Armenian musician and composer

Armen Martirosyan (Armenian Արմեն Մարտիրոսյան; born 18 February 1963, in Yerevan) is an Armenian musician and composer.

== Biography ==
His first music lessons were given in his early childhood by his grandmother, who taught him the rudiments of the notes. At the same time, his parents introduced him to different genres of musical art (ballet, opera and concerts of symphonic music). In 1970, aged seven, he entered the well-known music school being already familiar with the notes, having perfect pitch and a sense of rhythm. Teachers noticed the absolute composing abilities and rare intuition for performing musical composition.

In 1978, aged fourteen, he met Edvard Mirzoyan, the Chairman of the Composers’ Union of Armenia.

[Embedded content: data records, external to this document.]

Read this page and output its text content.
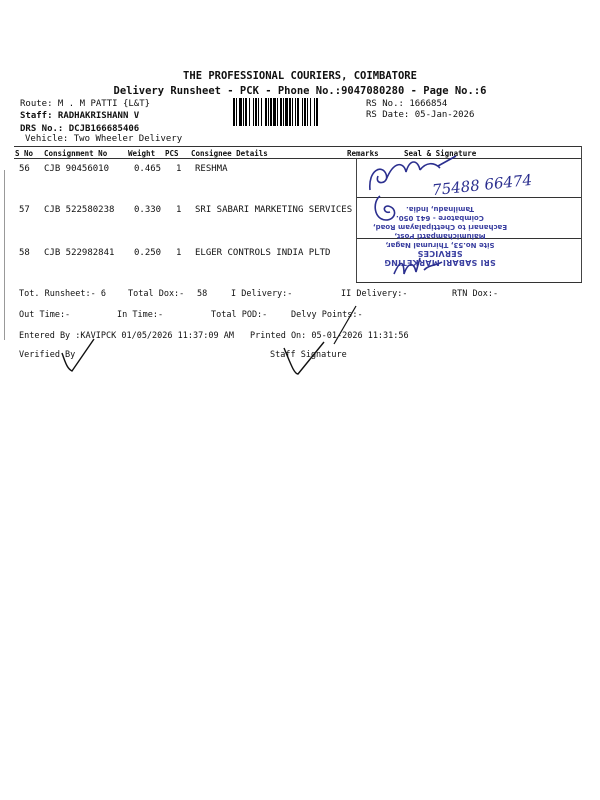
THE PROFESSIONAL COURIERS, COIMBATORE
Delivery Runsheet - PCK - Phone No.:9047080280 - Page No.:6
Route: M . M PATTI {L&T}
Staff: RADHAKRISHANN V
DRS No.: DCJB166685406
Vehicle: Two Wheeler Delivery
RS No.: 1666854
RS Date: 05-Jan-2026
S No Consignment No	Weight PCS Consignee Details	Remarks	Seal & Signature
56 CJB 90456010	0.465 1 RESHMA
57 CJB 522580238 0.330 1 SRI SABARI MARKETING SERVICES
58 CJB 522982841 0.250 1 ELGER CONTROLS INDIA PLTD
SRI SABARI MARKETING SERVICES
Site No.53, Thirumal Nagar,
Malumichampatti Post,
Eachanari to Chettipalayam Road,
Coimbatore - 641 050.
Tamilnadu, India.
75488 66474
Tot. Runsheet:- 6	Total Dox:- 58	I Delivery:-	II Delivery:-	RTN Dox:-
Out Time:-	In Time:-	Total POD:-	Delvy Points:-
Entered By :KAVIPCK 01/05/2026 11:37:09 AM Printed On: 05-01-2026 11:31:56
Verified By	Staff Signature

It was a historical event for the teenager. 2 years later in 1980, Martirosyan would enter Mirzoyan's composition class in the Yerevan Komitas State Conservatory.

He was the first composer in Armenia to apply computer technologies in music.

1991 to 1995 were Martirosyan's “traveling years”. During these four years he worked in Switzerland as a pianist. From 1995 to 1997 he worked in the Armenian State Song Theatre as a producer and arranger. In 1997, he became an artistic director and a conductor of the Armenian Jazz Band (AJB). At the Armenian Music Awards, he won in the Best Jazz Fusion Album category (2001) and Best Compilation Album Music by Composer category (2002).

Martirosyan composed Armenia's entry into the 2006 Eurovision Song Contest in Athens "Without Your Love", 2010 Eurovision Song Contest in Oslo "Apricot Stone" and the 2015 Eurovision Song Contest in Vienna "Face The Shadow".

In 2014, Martirosyan co-produced the soundtrack for the animated film Anahit alongside Vardan Zadoyan.